SELECT (timestamp '2017-01-01' - i * interval '1 month')::date - 1 AS month_last_date
FROM generate_series(-1, 10) i; -- generate 12 months, off-by-1
Input is the first day of the month - or calculate it from a given date or timestamp with date_trunc():
SELECT date_trunc('month', timestamp '2017-01-17')::date AS this_mon1
Subtracting an interval from a date produces a timestamp. After the cast back to date we can simply subtract an integer to subtract days.
2.
SELECT m::date - 1 AS month_last_date
FROM generate_series(timestamp '2017-02-01' - interval '11 month' -- for 12 months
, timestamp '2017-02-01'
, interval '1 mon') m;
Input is the first day of the next month - or calculate it from any given date or timestamp with:
SELECT date_trunc('month', timestamp '2017-01-17' + interval '1 month')::date AS next_mon1
Related:
How do I determine the last day of the previous month using PostgreSQL?

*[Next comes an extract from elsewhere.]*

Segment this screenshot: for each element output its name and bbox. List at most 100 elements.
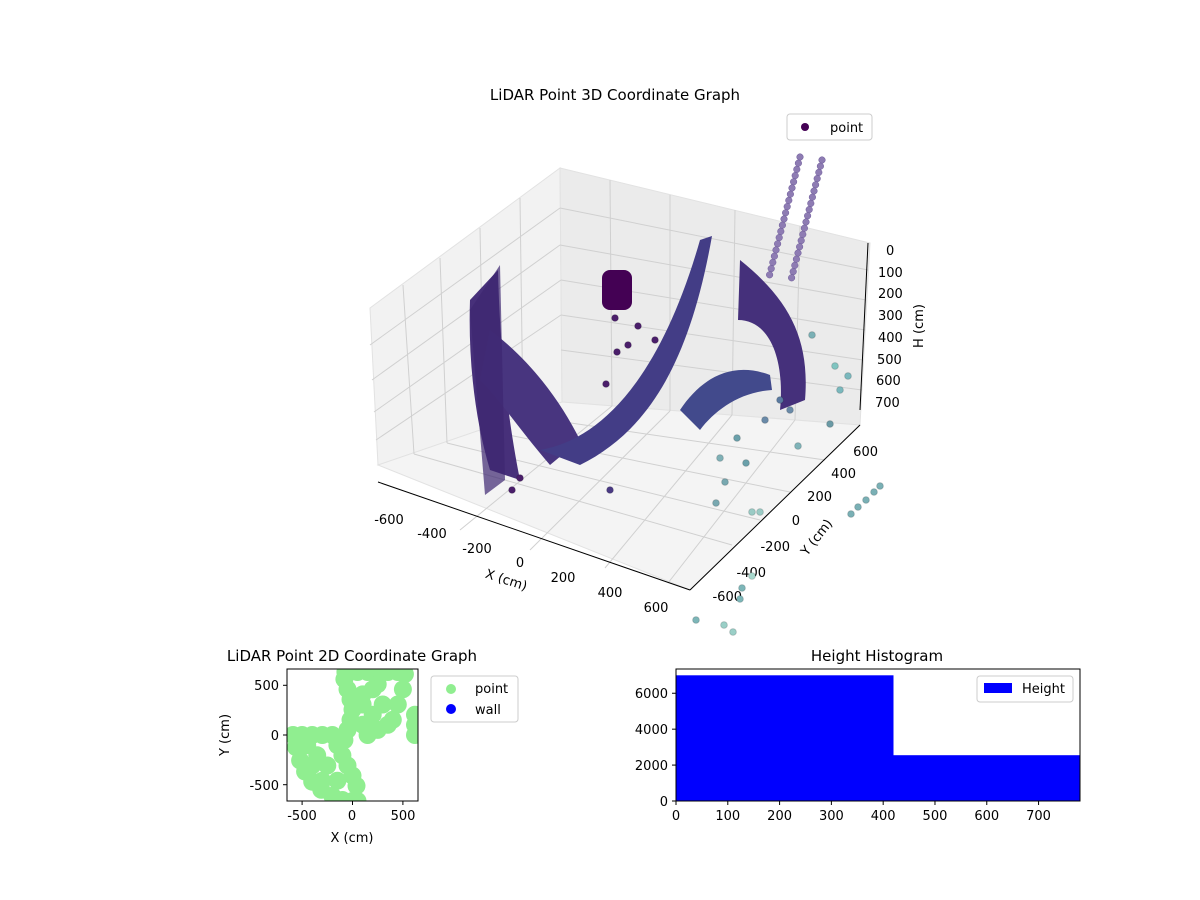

Create list with first and last day of month for given period
Not sure you actually need DISTINCT. Typically, (agent_id, month_last_date) would be defined unique, then remove DISTINCT ...
Be sure to use the LEFT JOIN correctly. Join conditions go into the join clause, not the WHERE clause:
Explain JOIN vs. LEFT JOIN and WHERE condition performance suggestion in more detail
Finally, default to 0 with COALESCE where NULL values are filled in by the LEFT JOIN.
Note that COALESCE cannot distinguish between actual NULL values from the right table and NULL values filled in for missing rows. If your columns are not defined NOT NULL, there may be ambiguity to address.
As I see, you need generate last days of all last 6 months, before certain date. (before "2017-01-31" in this case).
If I correctly understand, then you can use this query, which generates all of these days
SELECT (date_trunc('MONTH', mnth) + INTERVAL '1 MONTH - 1 day')::DATE
FROM
generate_series('2017-01-31'::date - interval '6 month', '2017-01-31'::date, '1 month') as mnth;
You just need LEFT JOIN this query to your existing query, and you get desirable result
Please note that this will returns 7 record (days), not 6.